Germany’s First Half of 2021: Ebook Dynamics, and Libraries — “In the past year, Skipis’ staff at the Börsenverein is reporting, the growth rate of the users of digital library services was six times as high as the growth rate of ebook sales. It’s becoming apparent, the association says, that the demand will remain high in 2021. And—in an observation that many in the library world might prefer not to hear—surveys show, according to the Börsenverein, that many users of of library ebook loans ‘have bought fewer or no books at all since they’ve borrowed ebooks from their library.'”

Texas A&M escapes copyright claims at 5th Circ. over 12th Man story — One of several cases navigating the state sovereign immunity waters post-Allen v. Cooper. In an unpublished opinion, the Fifth Circuit denied relief for Michael Bynum after employees of the school’s athletic department posted a copy of his unpublished manuscript on their public website.

TED Demands CC License from Photographers, Fails to Provide Credit — “A photographer has accused the popular American media organization TED of requesting that he list a photo as Creative Commons with attribution and then failing to abide by those copyright rules.

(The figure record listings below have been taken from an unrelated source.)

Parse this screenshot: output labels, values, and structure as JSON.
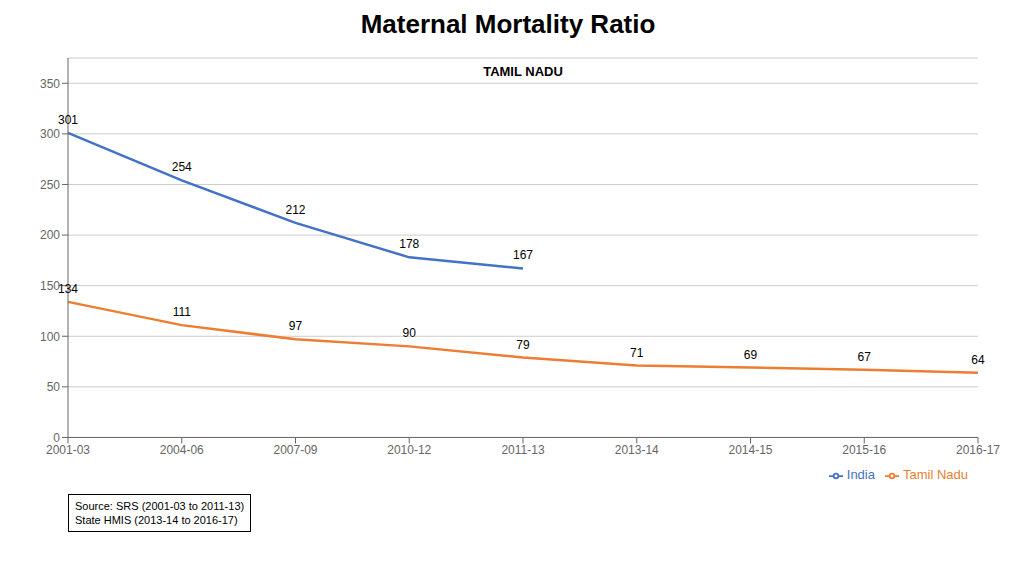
{
  "chart_data": {
    "type": "line",
    "title": "Maternal Mortality Ratio",
    "subtitle": "TAMIL NADU",
    "categories": [
      "2001-03",
      "2004-06",
      "2007-09",
      "2010-12",
      "2011-13",
      "2013-14",
      "2014-15",
      "2015-16",
      "2016-17"
    ],
    "series": [
      {
        "name": "India",
        "color": "#4472C4",
        "values": [
          301,
          254,
          212,
          178,
          167,
          null,
          null,
          null,
          null
        ]
      },
      {
        "name": "Tamil Nadu",
        "color": "#ED7D31",
        "values": [
          134,
          111,
          97,
          90,
          79,
          71,
          69,
          67,
          64
        ]
      }
    ],
    "ylim": [
      0,
      375
    ],
    "yticks": [
      0,
      50,
      100,
      150,
      200,
      250,
      300,
      350
    ],
    "grid": true,
    "legend": "lower right",
    "data_labels": true,
    "annotations": [
      "Source: SRS (2001-03 to 2011-13)\nState HMIS (2013-14 to 2016-17)"
    ]
  }
}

TED — which stands for Technology, Entertainment, Design — hosts speaking engagements that are distributed online for free under the slogan ‘ideas worth spreading.’ According to photographer Paul Clarke, the organization forces photographers to list any photos of a TED event as creative commons, but fails to abide by those rules.”

The Publishers Association Ramps Up Site Blocking to Reduce Piracy — “The Publishers Association, a UK organization supporting members producing digital and print books, research journals, and educational resources, obtained its first pirate site blocking injunction in 2015. Six years later the group has now been granted an expansion in an effort to restrict access to domains that helped to circumvent the aims of the High Court order.” And the internet has yet to break.

YouTube outlines its approach to copyright as EU member states keep transposing the Copyright Directive into national law — Emmanuel Legrand writes, “YouTube has been adjusting its approach to copyright to take into account the implementation of the European Copyright Directive into national law by EU members states. The changes were made necessary by the incorporation into European and member states law of Article 15, which introduced a neighbouring right for news publishers, and Article 17, which introduced a set of new rules for certain content-sharing services like YouTube, in particular the need to make ‘best efforts’ to identify rights holders and ensure that unlicensed content is taken down, or licensed.”